The biggest surprise of the 2013 season in Atlanta (on the positive side–I’m looking at you B.J. Upton) has been the emergence of Julio Teheran as a legitimate major league starter. It’s amazing that Teheran has gone from top prospect to bust to post-hype sleeper to major league success in his brief professional career, and still won’t turn 23 until NEXT January. To put that in additional perspective, he’s younger than both of the big rumored major league debuts coming later this week: Gerrit Cole and Zack Wheeler.
His turnaround is led by a change in repertoire. Throughout his minor league career, the big knock on Teheran was his lack of a consistent breaking ball, but he appears to have found that in 2013. After never throwing a single slider in the major leagues, he’s throwing it 21% of the time in 2013, including a season-high 41 times in his latest outing last week versus the Pirates. For the season, he’s allowing a .167 average on his slider with a 14.4% overall whiff rate. So while Teheran may never become the ace that he was pegged as when he was 18 years old, his improvement this year makes me more confident in him become a solid mid-rotation starter in the long-term. And while the odds of him getting bounced in favor of Beachy were highest heading into the season, it’s tough to see the Braves taking him out of the rotation now–when he’s really getting his feet underneath him.

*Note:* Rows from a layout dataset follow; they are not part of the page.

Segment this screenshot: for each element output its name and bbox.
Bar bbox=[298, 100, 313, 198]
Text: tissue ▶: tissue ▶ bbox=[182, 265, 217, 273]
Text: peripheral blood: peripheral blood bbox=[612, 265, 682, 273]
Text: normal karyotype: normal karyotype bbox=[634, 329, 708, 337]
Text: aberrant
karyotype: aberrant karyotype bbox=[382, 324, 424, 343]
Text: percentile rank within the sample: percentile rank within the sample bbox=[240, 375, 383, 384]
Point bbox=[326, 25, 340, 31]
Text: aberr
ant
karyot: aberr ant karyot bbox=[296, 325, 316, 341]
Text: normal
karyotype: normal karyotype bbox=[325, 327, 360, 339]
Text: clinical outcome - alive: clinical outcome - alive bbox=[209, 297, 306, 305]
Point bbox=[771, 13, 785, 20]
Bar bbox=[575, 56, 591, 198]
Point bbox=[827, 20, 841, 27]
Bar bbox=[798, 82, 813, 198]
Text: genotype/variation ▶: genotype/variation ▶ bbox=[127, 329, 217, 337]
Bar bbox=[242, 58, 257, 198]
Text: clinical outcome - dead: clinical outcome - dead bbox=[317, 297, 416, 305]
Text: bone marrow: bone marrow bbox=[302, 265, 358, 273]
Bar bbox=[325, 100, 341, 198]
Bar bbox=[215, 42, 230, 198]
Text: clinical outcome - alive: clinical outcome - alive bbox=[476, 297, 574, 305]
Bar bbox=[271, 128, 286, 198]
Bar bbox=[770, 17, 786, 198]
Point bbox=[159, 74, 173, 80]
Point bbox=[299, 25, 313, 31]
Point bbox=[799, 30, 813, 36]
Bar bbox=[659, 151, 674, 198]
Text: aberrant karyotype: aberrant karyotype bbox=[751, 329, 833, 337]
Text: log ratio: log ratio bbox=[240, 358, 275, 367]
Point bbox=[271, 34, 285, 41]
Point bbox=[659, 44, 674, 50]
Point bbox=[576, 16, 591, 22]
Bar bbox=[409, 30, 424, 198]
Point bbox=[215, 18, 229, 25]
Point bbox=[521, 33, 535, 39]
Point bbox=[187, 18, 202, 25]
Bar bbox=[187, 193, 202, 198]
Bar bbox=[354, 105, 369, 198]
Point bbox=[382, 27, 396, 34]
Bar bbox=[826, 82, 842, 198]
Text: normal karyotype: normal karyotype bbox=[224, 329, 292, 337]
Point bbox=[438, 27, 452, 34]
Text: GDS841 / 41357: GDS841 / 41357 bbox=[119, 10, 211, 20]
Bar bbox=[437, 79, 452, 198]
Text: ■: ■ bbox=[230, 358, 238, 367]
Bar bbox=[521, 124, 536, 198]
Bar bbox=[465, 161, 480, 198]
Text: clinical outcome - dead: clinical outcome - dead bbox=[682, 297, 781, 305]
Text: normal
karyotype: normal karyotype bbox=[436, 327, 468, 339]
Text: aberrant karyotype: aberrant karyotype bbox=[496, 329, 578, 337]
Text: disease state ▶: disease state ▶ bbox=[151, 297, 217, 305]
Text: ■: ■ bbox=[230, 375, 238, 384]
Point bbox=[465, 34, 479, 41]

At the outset of 2013, it was seen as nearly impossible that Medlen would be the man to the bullpen when everyone was healthy, but we’re staring down a distinct possibility that it could happen. Medlen has two things going in his “favor” here, and the first is that he has the bullpen experience. This is very important for a contending team like the Braves who have seen a rash of injuries to their bullpen. It makes sense logically that Medlen’s experience here could be a huge factor here as the Braves look to build a more sturdy bridge to Craig Kimbrel. The second thing is that by most metrics, Medlen has been the Braves worst pitchers so far this season. Sure, he has a shiny 2.87 ERA, which is good for second best of the group, but digging deeper, his troubles get unearthed. Of all Braves starters, Medlen has the worst walk rate, K/BB rate, FIP, xFIP, WHIP, WAR and win total (for good measure). He should still be a part of the Braves’ long-term plans in the rotation (even though he’ll likely never be as good as he was in the second half of 2012 again), but if you own him, you should be aware that there could be a detour in that plan.
- There was a brief period in the first half of May where Josh Donaldson looked to be coming back down to Earth, slighty. However, for all of the non-believers out there in this guy’s talent, he’s been the #1 fantasy third baseman over the last two weeks–ahead of Miguel Cabrera, among others. I still don’t think he’s a .320+ hitter, but a .290 hitter with 25 bombs? Sure. He’s essentially been the hitter that we all thought Allen Craig would be.
- As of this moment, the number one starting pitcher according to the ESPN Player Rater is Cardinals’ ace Adam Wainwright. It’s no secret that I was a huge supporter of Wainwright’s coming into the season, from here to here, because from a skills perspective he was the same guy he’d been prior to Tommy John surgery. He’s clearly fully back to where he was, and is a true ace going forward.
- Remember when Wilin Rosario was hitting .350 with 7 HR and 3 SB at the end of April? Well, since then he’s hit .170/.215/.277 with three homers in 112 at bats. So maybe he hasn’t turned into mid-90’s Pudge, but he’s still the player we thought he could be. He can still hit .260 or so with 25 home runs, and that is a top-10 catcher–especially if he can throw in a few steals now and again.